L’autre changement d’état qui étoit moindre, appellé minor, seu media capitis diminutio, étoit lorsque quelqu’un perdoit seulement les droits de cité, sans perdre en même tems sa liberté ; c’est ce qui arrivoit à ceux qui étoient interdits de l’eau & du feu, interdicti aquâ & igne. On regardoit comme retranchés de la société ceux qu’il étoit défendu d’assister de l’usage de deux choses si nécessaires à la vie naturelle. Ils se trouvoient par-là obligés de sortir des terres de la domination des Romains. Auguste abolit cette peine à laquelle on substitua celle appellée deportatio in insulam. C’étoit la peine du bannissement perpétuel hors du continent de l’Italie, ce qui emportoit mort civile, à la différence du simple exil, appellé relegatio, lequel soit qu’il fût à tems, ou seulement perpétuel, ne privoit point des droits de cité.

Il y avoit donc deux sortes de mort civile chez les Romains ; l’une qui emportoit tout à la fois la perte de la liberté & des droits de cité ; l’autre qui emportoit la perte des droits de cité seulement. Du reste, la mort civile opéroit toûjours les mêmes effets quant à la privation des droits de cité. Celui qui étoit mort civilement, soit qu’il restât libre ou non, n’avoit plus ses enfans sous sa puissance : il ne pouvoit plus affranchir ses esclaves : il ne pouvoit ne succéder, ni recevoir un legs, ni laisser sa succession, soit ab intestat, ou par testament : tous ses biens étoient confisqués : en un mot, il perdoit tous les privileges du Droit civil, & conservoit seulement ceux qui sont du Droit des gens.

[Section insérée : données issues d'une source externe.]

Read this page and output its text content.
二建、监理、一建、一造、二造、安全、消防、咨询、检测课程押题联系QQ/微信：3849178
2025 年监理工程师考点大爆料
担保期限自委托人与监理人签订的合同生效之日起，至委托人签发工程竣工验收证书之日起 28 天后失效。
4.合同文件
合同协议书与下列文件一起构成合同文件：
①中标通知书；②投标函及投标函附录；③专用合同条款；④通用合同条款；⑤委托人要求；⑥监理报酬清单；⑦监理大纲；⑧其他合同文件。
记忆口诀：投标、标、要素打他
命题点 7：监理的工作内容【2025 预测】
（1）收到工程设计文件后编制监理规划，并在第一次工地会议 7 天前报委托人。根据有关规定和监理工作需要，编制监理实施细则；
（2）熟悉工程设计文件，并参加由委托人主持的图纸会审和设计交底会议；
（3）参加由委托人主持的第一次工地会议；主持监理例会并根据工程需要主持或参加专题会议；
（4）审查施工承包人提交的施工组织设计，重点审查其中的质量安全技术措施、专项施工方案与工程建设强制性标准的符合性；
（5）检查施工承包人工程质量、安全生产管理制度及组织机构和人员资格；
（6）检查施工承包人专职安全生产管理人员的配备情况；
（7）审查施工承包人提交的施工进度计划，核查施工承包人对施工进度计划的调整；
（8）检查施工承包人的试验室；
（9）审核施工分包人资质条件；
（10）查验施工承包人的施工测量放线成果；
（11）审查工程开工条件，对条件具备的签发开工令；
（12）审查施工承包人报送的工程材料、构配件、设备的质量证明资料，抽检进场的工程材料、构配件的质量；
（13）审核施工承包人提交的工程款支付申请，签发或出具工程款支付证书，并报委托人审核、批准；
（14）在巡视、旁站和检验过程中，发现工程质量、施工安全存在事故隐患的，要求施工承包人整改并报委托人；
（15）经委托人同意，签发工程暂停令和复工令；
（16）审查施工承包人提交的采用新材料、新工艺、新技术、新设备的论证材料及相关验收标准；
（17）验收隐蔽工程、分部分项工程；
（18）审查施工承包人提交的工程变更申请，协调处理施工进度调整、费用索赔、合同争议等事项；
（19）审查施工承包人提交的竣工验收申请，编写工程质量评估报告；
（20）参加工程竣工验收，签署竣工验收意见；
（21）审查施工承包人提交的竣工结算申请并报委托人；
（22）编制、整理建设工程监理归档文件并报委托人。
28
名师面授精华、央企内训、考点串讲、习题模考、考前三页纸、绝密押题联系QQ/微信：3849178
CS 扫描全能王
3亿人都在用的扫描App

En France, il n’y a aucun esclave de peine, ni autres ; les serfs & mortaillables, quoique sujets à certains devoirs personnels & réels envers leur seigneur, conservent cependant en général la liberté & les droits de cité. Il y a néanmoins dans les colonies françoises des esclaves, lesquels ne jouissent point de la liberté, ni des droits de cité ; mais lorsqu’ils viennent en France, ils deviennent libres, à moins que leurs maîtres ne fassent leur déclaration à l’amirauté, que leur intention est de les remmener aux îles. Voyez Esclaves.

La mort civile peut procéder de plusieurs causes différentes ; ou de la profession religieuse ; ou de la condamnation à quelque peine qui fait perdre les droits de cité ; ou de la sortie d’un sujet hors du royaume, pour fait de religion, ou pour quelque autre cause que ce soit, lorsqu’elle est faite sans permission du roi, & pour s’établir dans un pays étranger.

Chez les Romains, la profession religieuse n’emportoit point mort civile, au-lieu que parmi nous, elle est encourue du moment de l’émission des vœux. Un religieux ne recouvre pas la vie civile, ni par l’adoption d’un bénéfice, ni par la sécularisation de son monastere, ni par sa promotion à l’épiscopat.

Les peines qui operent en France la mort civile sont : 1° toutes celles qui doivent emporter la mort naturelle : 2° les galeres perpétuelles : 3° le bannissement perpétuel hors du royaume : la condamnation à une prison perpétuelle.

Dans tous ces cas la mort civile n’est encourue que par un jugement contradictoire, ou par contumace.

Quand la condamnation est par contumace, & que l’accusé est décédé après les cinq ans sans s’être représenté, ou avoir été constitué prisonnier, il est reputé mort civilement du jour de l’exécution du jugement de contumace.

Il y a pourtant une exception pour certains crimes énormes, tels que celui de lése-majesté divine ou humaine, le duel, le parricide, &c. dans ces cas la mort civile est encourue du jour du délit ; mais elle ne l’est pas ipso facto, & ce n’est toûjours qu’après un jugement comme il vient d’être dit : tout ce que l’on a ajouté de plus à l’égard de ces crimes, c’est que la mort civile qui résulte des peines prononcées par le jugement, a un effet rétroactif au jour du délit.

Hors ces cas, celui qui est in reatu n’est pas reputé mort civilement ; cependant si les dispositions qu’il a faites sont en fraude, on les déclare nulles.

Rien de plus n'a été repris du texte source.